Crónicas de campo #5
Os matos mediterrânicos, comuns de encontrar em Portugal continental, são um testemunho vivo da evolução natural das condições ecológicas a par com a ocupação humana que moldou e alterou a paisagem até aos dias de hoje.
Viajando no tempo é possível verificar que a distinção das estações há mais de dois milénios com o verão marcado pelo estio foi determinante para o surgimento de novas espécies, mais adaptadas a estas condições. Aliado ao aquecimento progressivo do planeta e mais acentuado nos atuais países mediterrânicos, a introdução do fogo pelo ser humano na paisagem de forma regular acelerou e favoreceu todo o processo; fosse para a abertura de clareiras para domesticação e criação de animais, ou para a prática dos primórdios da agricultura selvagem e itinerante.

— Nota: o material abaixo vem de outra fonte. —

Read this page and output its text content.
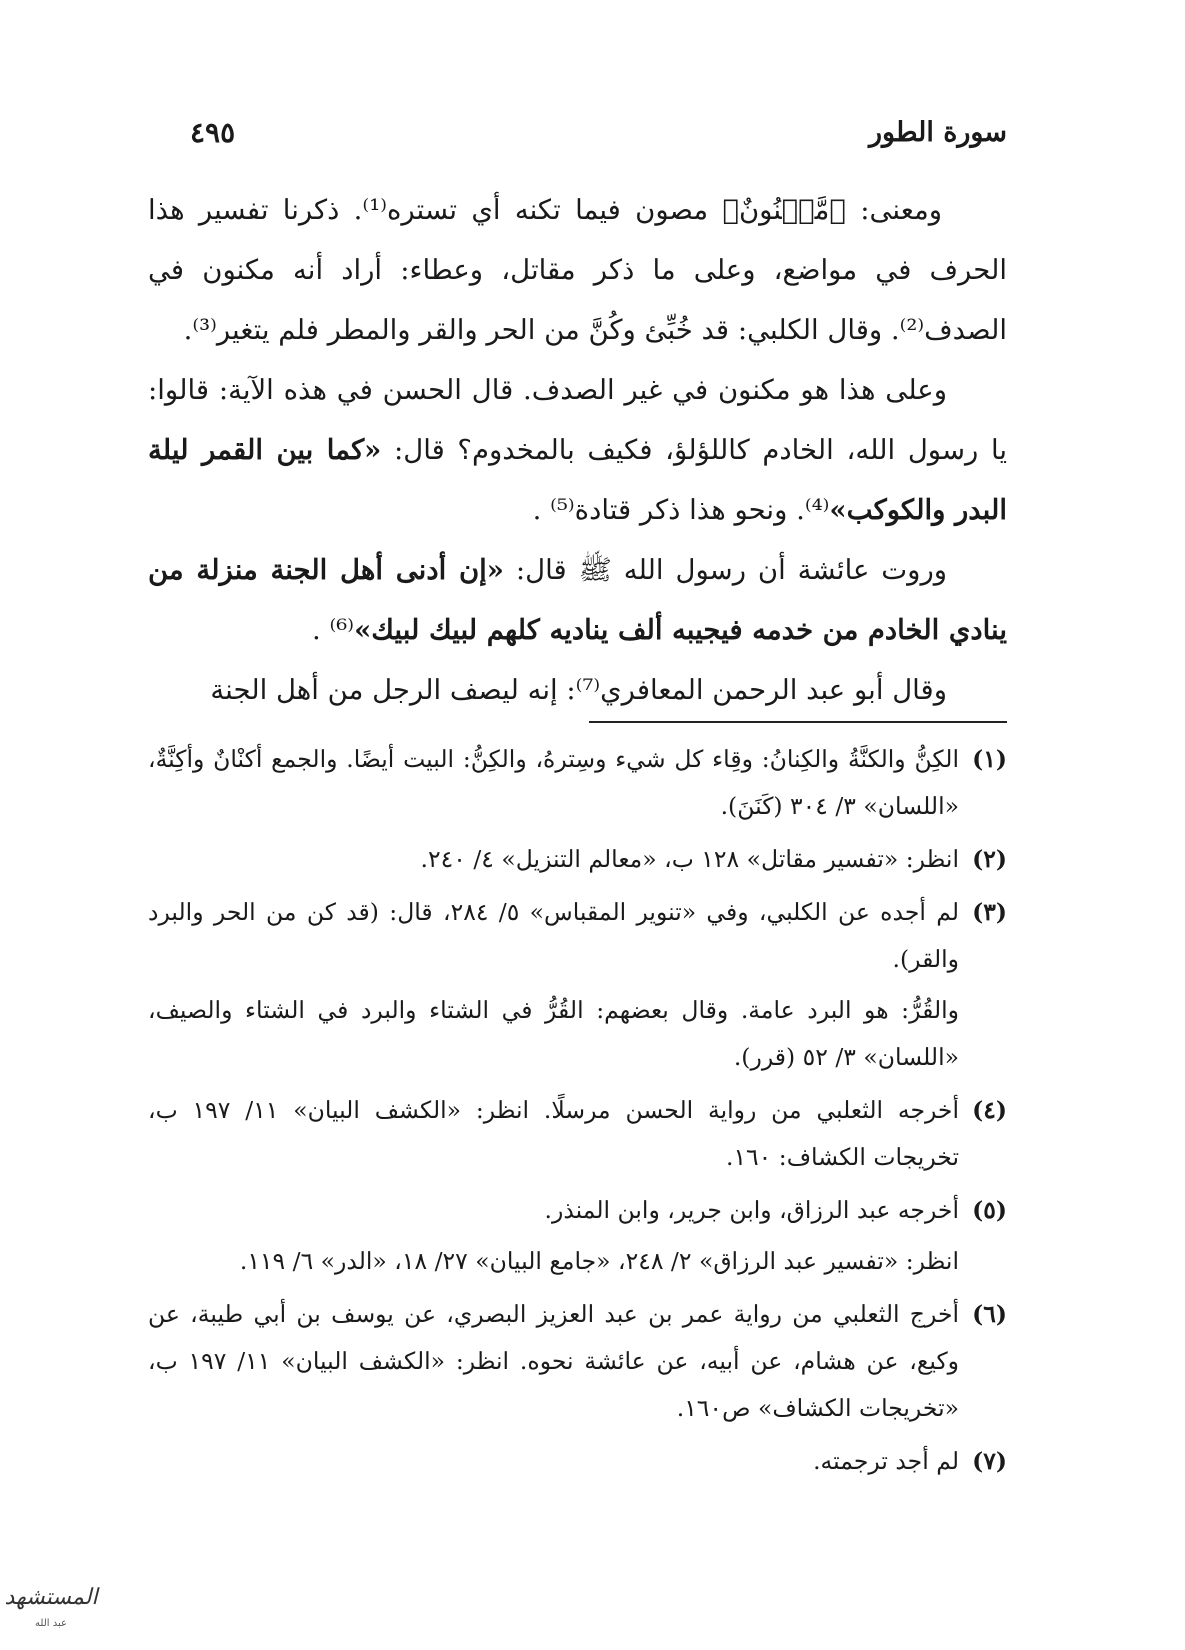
سورة الطور
٤٩٥

ومعنى: ﴿مَّكۡنُونٌ﴾ مصون فيما تكنه أي تستره⁽¹⁾. ذكرنا تفسير هذا الحرف في مواضع، وعلى ما ذكر مقاتل، وعطاء: أراد أنه مكنون في الصدف⁽²⁾. وقال الكلبي: قد خُبِّئ وكُنَّ من الحر والقر والمطر فلم يتغير⁽³⁾.

وعلى هذا هو مكنون في غير الصدف. قال الحسن في هذه الآية: قالوا: يا رسول الله، الخادم كاللؤلؤ، فكيف بالمخدوم؟ قال: «كما بين القمر ليلة البدر والكوكب»⁽⁴⁾. ونحو هذا ذكر قتادة⁽⁵⁾ .

وروت عائشة أن رسول الله ﷺ قال: «إن أدنى أهل الجنة منزلة من ينادي الخادم من خدمه فيجيبه ألف يناديه كلهم لبيك لبيك»⁽⁶⁾ .

وقال أبو عبد الرحمن المعافري⁽⁷⁾: إنه ليصف الرجل من أهل الجنة

(١)

الكِنُّ والكنَّةُ والكِنانُ: وقِاء كل شيء وسِترهُ، والكِنُّ: البيت أيضًا. والجمع أكنْانٌ وأكِنَّةٌ، «اللسان» ٣/ ٣٠٤ (كَنَنَ).

(٢)

انظر: «تفسير مقاتل» ١٢٨ ب، «معالم التنزيل» ٤/ ٢٤٠.

(٣)

لم أجده عن الكلبي، وفي «تنوير المقباس» ٥/ ٢٨٤، قال: (قد كن من الحر والبرد والقر).

والقُرُّ: هو البرد عامة. وقال بعضهم: القُرُّ في الشتاء والبرد في الشتاء والصيف، «اللسان» ٣/ ٥٢ (قرر).

(٤)

أخرجه الثعلبي من رواية الحسن مرسلًا. انظر: «الكشف البيان» ١١/ ١٩٧ ب، تخريجات الكشاف: ١٦٠.

(٥)

أخرجه عبد الرزاق، وابن جرير، وابن المنذر.

انظر: «تفسير عبد الرزاق» ٢/ ٢٤٨، «جامع البيان» ٢٧/ ١٨، «الدر» ٦/ ١١٩.

(٦)

أخرج الثعلبي من رواية عمر بن عبد العزيز البصري، عن يوسف بن أبي طيبة، عن وكيع، عن هشام، عن أبيه، عن عائشة نحوه. انظر: «الكشف البيان» ١١/ ١٩٧ ب، «تخريجات الكشاف» ص١٦٠.

(٧)

لم أجد ترجمته.

المستشهد
عبد الله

Áreas arborizadas, húmidas e densas foram progressivamente tornando-se mais abertas e novas espécies surgiram aptas às novas condições de temperaturas elevadas, solos mais pobres e fogo frequente: os ditos matos que também podem ser distintos em matos altos/maquis e matos baixos/garrigues.
Nesta crónica iremos focarmo-nos nos matos baixos, essencialmente espécies arbustivas de pequeno porte, até um metro de altura, que tendem a crescer em clareiras e/ou orlas de forma extensa e por vezes homogénea com a predominância de uma ou duas espécies. Estas espécies tendem a regenerar após o fogo por semente, ao contrários das espécies dos matos altos que é mais comum regenerarem com novos rebentos pela raiz ou pela toiça principal queimada.
O seu aspecto rústico é revelador das suas estratégias de sobrevivência à seca e temperaturas elevadas, seja pelas folhas coriáceas de textura áspera, geralmente pequenas, por vezes reduzidas a acúleos/espinhos, com pelos ou com óleos essências. Inúmeras combinações possíveis destas características que têm como finalidade primeira diminuir a evapotranspiração das plantas, isto é, perdas de água quando expostas ao calor.
Falar destes matos é falar da maior parte das aromáticas na europa, como os tomilhos, rosmaninhos, orégãos, sálvias ou estevas. Arbustos que na primavera se enchem de cor com florações densas, aromáticas e exuberantes entre tons de amarelo, branco e roxo e, fazem as delícias de polinizadores como as abelhas, borboletas e escaravelhos-das-flores que atarefados aqui encontram uma abundante fonte de alimento sazonal.
Estevinha em flor Rosmaninho em flor
No verão os matos estarão carregados de frutos com numerosas sementes quando as temperaturas estão mais elevadas e propícias aos fogos por causa natural ou, mais frequentemente de origem antrópica.
Estes matos são também importantes refúgios para fauna de pequeno porte como cobras, coelhos e passeriformes que procuram abrigo entre as ramagens densas e rasteiras, eficazes para os proteger de predadores como as águias que ao planarem sobre os matos não detectam facilmente as presas ocultas.
No Parque Natural de Sintra-Cascais, podemos ver estes matos na área da Estrada da Serra que apresenta condições francamente mediterrânicas. Os trabalhos na área, nomeadamente com a remoção progressiva da vegetação exótica invasora tem permitido abrir espaço e criar condições para que o garrigue expanda. Findos cinco anos de continuas intervenções, é notória a densidade e diversidade de espécies a regenerar e, o impacto positivo das mesmas em sustentar o crescimento das espécies arbóreo-arbustivas plantadas criando ensombramento e estrutura no solo para melhor desenvolvimento das raízes, assim como para atracção de diversidade de polinizadores.